Here we see a man who, only hours before, was cavorting in full-blown pleasure as Carnaval’s excesses wound to a roaring end. He may have been a costumed reveler, swirling with friends amidst a cascade of Bratwurst, schnapps, and ancient rowdy tunes. Or he may have been a hired performer, a jester exhausted from working the long days of celebration, who somehow got on the wrong side of things.

Now, though, he sits in a dungeon (Kerker), according to the official interpretations of this painting. The light that streams onto him expresses the harsh reality of morning or, as a popular Carnaval song states, “Alles ist vorbei” (“the unrestrained festivity is over”). His hope now lies in the faint light that proclaims the morning known as Ash Wednesday and the beginning of Lent.

Lent is the longest liturgical season, a 40-day period characterized by prayer, fasting, and penance in preparation of Easter’s miracle. And while Spitzweg’s painting may well be set in a dungeon, I saw it differently upon first glance.

The figure, to me, was seated not in dungeon, but in a reclusive spot along a city wall, or in a courtyard, perhaps near a cathedral wall. Imprisoned he might well be, but imprisoned by his failings, his sin, rather than by stone cold walls. And while we don’t know how this story will end for our fellow, we each know the feelings he expresses: a rueful recognition of having crossed from what the German’s call Narrfreiheit (Fool’s Freedom) to a point where penance is one’s only hope of rescue.

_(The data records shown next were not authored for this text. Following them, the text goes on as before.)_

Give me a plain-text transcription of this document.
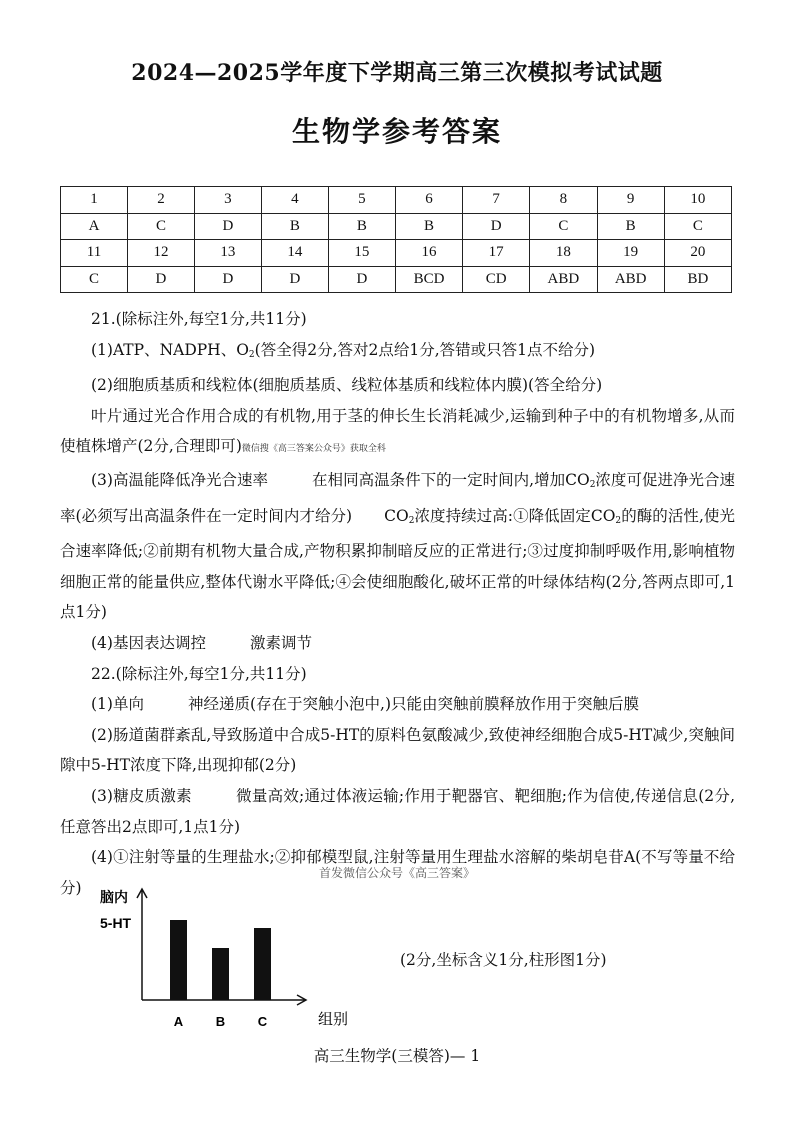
2024—2025学年度下学期高三第三次模拟考试试题
生物学参考答案
1	2	3	4	5	6	7	8	9	10
A	C	D	B	B	B	D	C	B	C
11	12	13	14	15	16	17	18	19	20
C	D	D	D	D	BCD	CD	ABD	ABD	BD

21.(除标注外,每空1分,共11分)

(1)ATP、NADPH、$O_2$(答全得2分,答对2点给1分,答错或只答1点不给分)

(2)细胞质基质和线粒体(细胞质基质、线粒体基质和线粒体内膜)(答全给分)

叶片通过光合作用合成的有机物,用于茎的伸长生长消耗减少,运输到种子中的有机物增多,从而使植株增产(2分,合理即可)微信搜《高三答案公众号》获取全科

(3)高温能降低净光合速率	在相同高温条件下的一定时间内,增加$CO_2$浓度可促进净光合速率(必须写出高温条件在一定时间内才给分) $CO_2$浓度持续过高:①降低固定$CO_2$的酶的活性,使光合速率降低;②前期有机物大量合成,产物积累抑制暗反应的正常进行;③过度抑制呼吸作用,影响植物细胞正常的能量供应,整体代谢水平降低;④会使细胞酸化,破坏正常的叶绿体结构(2分,答两点即可,1点1分)

(4)基因表达调控	激素调节

22.(除标注外,每空1分,共11分)

(1)单向	神经递质(存在于突触小泡中,)只能由突触前膜释放作用于突触后膜

(2)肠道菌群紊乱,导致肠道中合成5-HT的原料色氨酸减少,致使神经细胞合成5-HT减少,突触间隙中5-HT浓度下降,出现抑郁(2分)

(3)糖皮质激素	微量高效;通过体液运输;作用于靶器官、靶细胞;作为信使,传递信息(2分,任意答出2点即可,1点1分)

(4)①注射等量的生理盐水;②抑郁模型鼠,注射等量用生理盐水溶解的柴胡皂苷A(不写等量不给分)

首发微信公众号《高三答案》
脑内
5-HT
A	B	C	组别
(2分,坐标含义1分,柱形图1分)
高三生物学(三模答)— 1
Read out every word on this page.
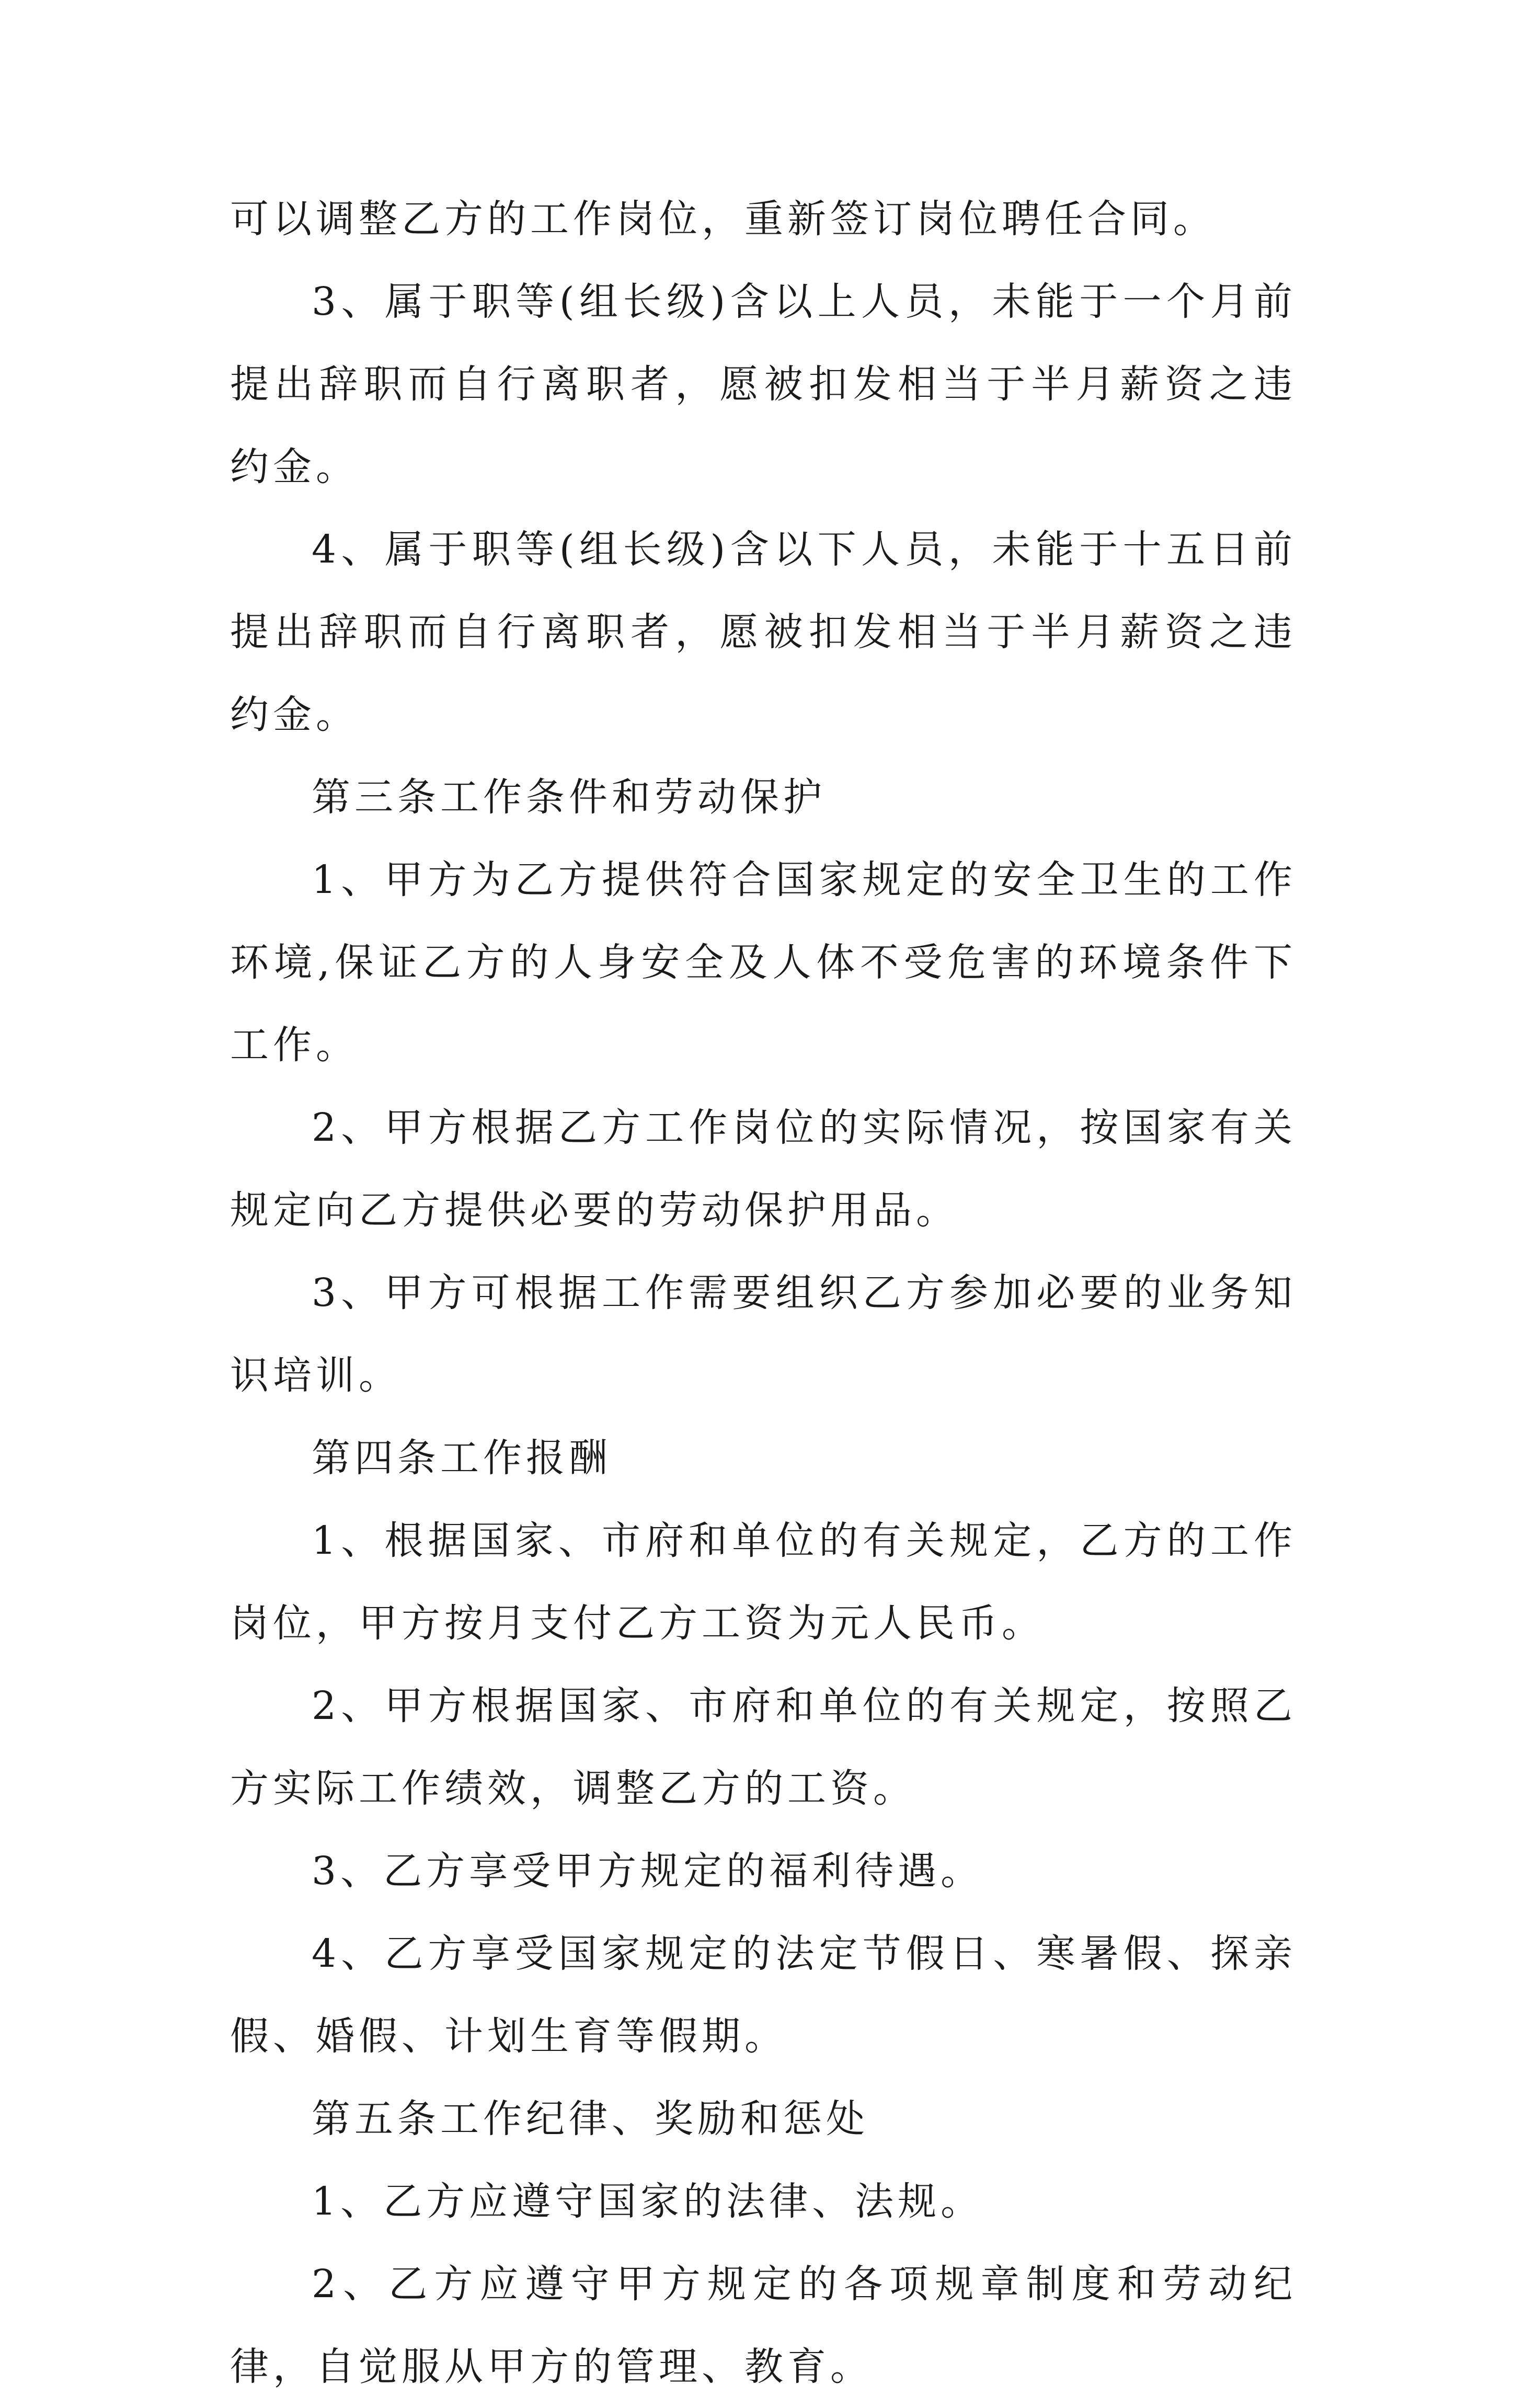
可以调整乙方的工作岗位，重新签订岗位聘任合同。

3、属于职等(组长级)含以上人员，未能于一个月前提出辞职而自行离职者，愿被扣发相当于半月薪资之违约金。

4、属于职等(组长级)含以下人员，未能于十五日前提出辞职而自行离职者，愿被扣发相当于半月薪资之违约金。

第三条工作条件和劳动保护

1、甲方为乙方提供符合国家规定的安全卫生的工作环境,保证乙方的人身安全及人体不受危害的环境条件下工作。

2、甲方根据乙方工作岗位的实际情况，按国家有关规定向乙方提供必要的劳动保护用品。

3、甲方可根据工作需要组织乙方参加必要的业务知识培训。

第四条工作报酬

1、根据国家、市府和单位的有关规定，乙方的工作岗位，甲方按月支付乙方工资为元人民币。

2、甲方根据国家、市府和单位的有关规定，按照乙方实际工作绩效，调整乙方的工资。

3、乙方享受甲方规定的福利待遇。

4、乙方享受国家规定的法定节假日、寒暑假、探亲假、婚假、计划生育等假期。

第五条工作纪律、奖励和惩处

1、乙方应遵守国家的法律、法规。

2、乙方应遵守甲方规定的各项规章制度和劳动纪律，自觉服从甲方的管理、教育。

People often encounter Spitzweg through his tender iconic masterwork The Poor Poet (1839). I certainly did, and initially viewed his artistry solely as an expression of the graceful, intimate style of the Biedermeier Era in early 19th-century Europe.

But later I came to see his depictions of social and individual predicaments as more realistic and psychologically nuanced. Insofar as this painting, Spitzweg invites us to enter and sit quietly on an adjacent ledge. We might be tempted to ask this sad fellow “What happened?” But more likely we would be lost in our own thoughts, bringing our own spiritual weariness and human errors into the same light that illuminates his contemplation.

Art conveys what words cannot. And when we view paintings like Aschermittwoch, we easily can imagine ourselves sharing the canvas with the figures painted within.

May Spitzweg’s depiction of Ash Wednesday speak its own strong message to you during this Lenten season.